Da “Tutti per l’Italia” a “Pochi per l’Italia”: il senso di sconfitta dei leader del centrodestra
[ad]Fermiamoci su quest’ultimo litorale della politica. Perché ancor prima di nascere politicamente con la consacrazione nelle urne il Terzo Polo da nuovo e alternativo centrodestra si è trovato ben presto sperduto. Sprovvisto di una rotta e di un nocchiero. Tanto da essere periodicamente buttato a mare da Casini – in questo vero decision maker della compagnia – nei giorni di dialogo con Bersani e ripescato nei giorni di rottura.
La dinamica di oscillazione da un Polo all’altro e il salto da una strategia all’altra porta con sé un grande senso di incoerenza. Per logica conseguenza il Terzo Polo a trazione casiniana inizia a essere visto come esperimento tenuto insieme solo con l’adesivo della furbizia e del desiderio di salvare delle carriere politiche. Implacabile il verdetto del quesito a proposito della lista unificata Fli-Udc per sostenere il Monti bis: per il 64% è solo un’operazione di facciata.

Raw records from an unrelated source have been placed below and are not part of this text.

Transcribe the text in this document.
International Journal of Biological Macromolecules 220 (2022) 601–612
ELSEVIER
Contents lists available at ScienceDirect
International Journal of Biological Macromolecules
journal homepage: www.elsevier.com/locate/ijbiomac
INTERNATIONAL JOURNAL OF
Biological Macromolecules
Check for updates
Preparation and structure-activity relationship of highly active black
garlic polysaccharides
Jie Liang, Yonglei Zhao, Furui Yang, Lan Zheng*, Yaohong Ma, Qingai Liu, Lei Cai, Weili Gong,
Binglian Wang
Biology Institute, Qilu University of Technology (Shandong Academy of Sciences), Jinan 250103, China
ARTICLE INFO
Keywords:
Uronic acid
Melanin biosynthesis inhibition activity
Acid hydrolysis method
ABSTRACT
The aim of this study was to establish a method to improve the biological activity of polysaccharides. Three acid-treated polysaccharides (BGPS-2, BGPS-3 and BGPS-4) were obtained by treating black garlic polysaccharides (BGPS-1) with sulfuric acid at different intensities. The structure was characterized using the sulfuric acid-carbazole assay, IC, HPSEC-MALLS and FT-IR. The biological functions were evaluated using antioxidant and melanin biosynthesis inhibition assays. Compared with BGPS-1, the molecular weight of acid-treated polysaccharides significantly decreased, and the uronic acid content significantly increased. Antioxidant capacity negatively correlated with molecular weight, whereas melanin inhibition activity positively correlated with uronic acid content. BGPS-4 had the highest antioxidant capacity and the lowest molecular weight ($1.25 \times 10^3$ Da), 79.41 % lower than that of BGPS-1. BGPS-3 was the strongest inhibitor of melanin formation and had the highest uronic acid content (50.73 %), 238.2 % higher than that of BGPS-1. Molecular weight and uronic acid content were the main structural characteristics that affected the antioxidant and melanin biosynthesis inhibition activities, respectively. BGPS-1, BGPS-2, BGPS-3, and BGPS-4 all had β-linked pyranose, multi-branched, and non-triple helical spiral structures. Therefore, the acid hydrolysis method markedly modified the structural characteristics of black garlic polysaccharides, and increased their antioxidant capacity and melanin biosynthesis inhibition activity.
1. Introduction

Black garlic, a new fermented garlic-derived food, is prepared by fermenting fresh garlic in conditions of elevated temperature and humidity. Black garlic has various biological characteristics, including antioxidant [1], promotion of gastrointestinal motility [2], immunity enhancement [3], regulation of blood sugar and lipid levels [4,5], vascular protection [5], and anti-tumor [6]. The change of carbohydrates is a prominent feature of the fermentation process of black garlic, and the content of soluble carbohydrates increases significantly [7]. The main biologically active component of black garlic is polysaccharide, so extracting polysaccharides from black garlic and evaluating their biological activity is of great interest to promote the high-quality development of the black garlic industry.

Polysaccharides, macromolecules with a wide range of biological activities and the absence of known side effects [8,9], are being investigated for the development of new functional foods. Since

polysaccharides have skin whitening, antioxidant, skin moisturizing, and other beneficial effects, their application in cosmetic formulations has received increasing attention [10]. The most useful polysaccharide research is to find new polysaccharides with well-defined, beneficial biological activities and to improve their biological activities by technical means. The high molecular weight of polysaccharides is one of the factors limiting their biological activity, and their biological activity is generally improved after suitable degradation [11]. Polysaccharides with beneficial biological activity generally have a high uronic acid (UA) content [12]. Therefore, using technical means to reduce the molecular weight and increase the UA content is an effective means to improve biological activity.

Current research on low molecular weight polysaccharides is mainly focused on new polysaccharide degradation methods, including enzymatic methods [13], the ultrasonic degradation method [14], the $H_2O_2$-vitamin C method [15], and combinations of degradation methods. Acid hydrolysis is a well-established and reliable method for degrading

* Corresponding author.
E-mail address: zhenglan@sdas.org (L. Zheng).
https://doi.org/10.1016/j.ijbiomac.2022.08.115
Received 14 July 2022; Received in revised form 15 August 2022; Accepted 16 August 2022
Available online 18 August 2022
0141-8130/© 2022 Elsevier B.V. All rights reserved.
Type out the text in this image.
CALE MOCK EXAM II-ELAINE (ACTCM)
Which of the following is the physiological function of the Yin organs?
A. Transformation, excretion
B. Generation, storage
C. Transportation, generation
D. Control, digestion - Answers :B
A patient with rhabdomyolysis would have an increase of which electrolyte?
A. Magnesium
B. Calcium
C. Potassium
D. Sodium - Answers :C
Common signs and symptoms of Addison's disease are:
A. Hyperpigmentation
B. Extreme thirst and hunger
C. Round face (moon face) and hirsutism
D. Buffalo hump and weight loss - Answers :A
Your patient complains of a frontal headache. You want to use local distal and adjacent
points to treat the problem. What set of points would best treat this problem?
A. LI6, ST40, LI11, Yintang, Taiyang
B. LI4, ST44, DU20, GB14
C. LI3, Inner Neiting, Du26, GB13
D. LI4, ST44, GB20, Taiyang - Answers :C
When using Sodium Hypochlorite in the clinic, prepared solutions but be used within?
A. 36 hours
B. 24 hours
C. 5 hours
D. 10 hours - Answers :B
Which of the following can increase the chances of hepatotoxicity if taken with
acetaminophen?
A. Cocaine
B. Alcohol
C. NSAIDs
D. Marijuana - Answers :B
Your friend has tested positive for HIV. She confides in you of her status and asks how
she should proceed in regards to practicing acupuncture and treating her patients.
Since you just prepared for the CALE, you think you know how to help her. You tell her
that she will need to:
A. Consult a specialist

Sarebbe sufficiente questo dato a seppellire ogni discorso sulla bontà della presenza in campo di Casini e Fini. Se non fosse che Ipsos dragando ulteriormente il fondale dell’elettorato disaffezionato dal berlusconismo ha chiesto a questo una reazione – in termini di intenzione di voto – nel caso in cui l’ex premier dovesse essere di parola, magari per spalancare la porta alla riunificazione del centrodestra. Il 28% non andrebbe a votare, il 30% si schiererebbe con la coalizione di centrosinistra guidata da Bersani.
A conferma che se proprio fossero “per l’Italia” Berlusconi o Alfano, Fini, Casini e Maroni si troverebbero a far appello a ben “Pochi” piuttosto che a “Tutti”.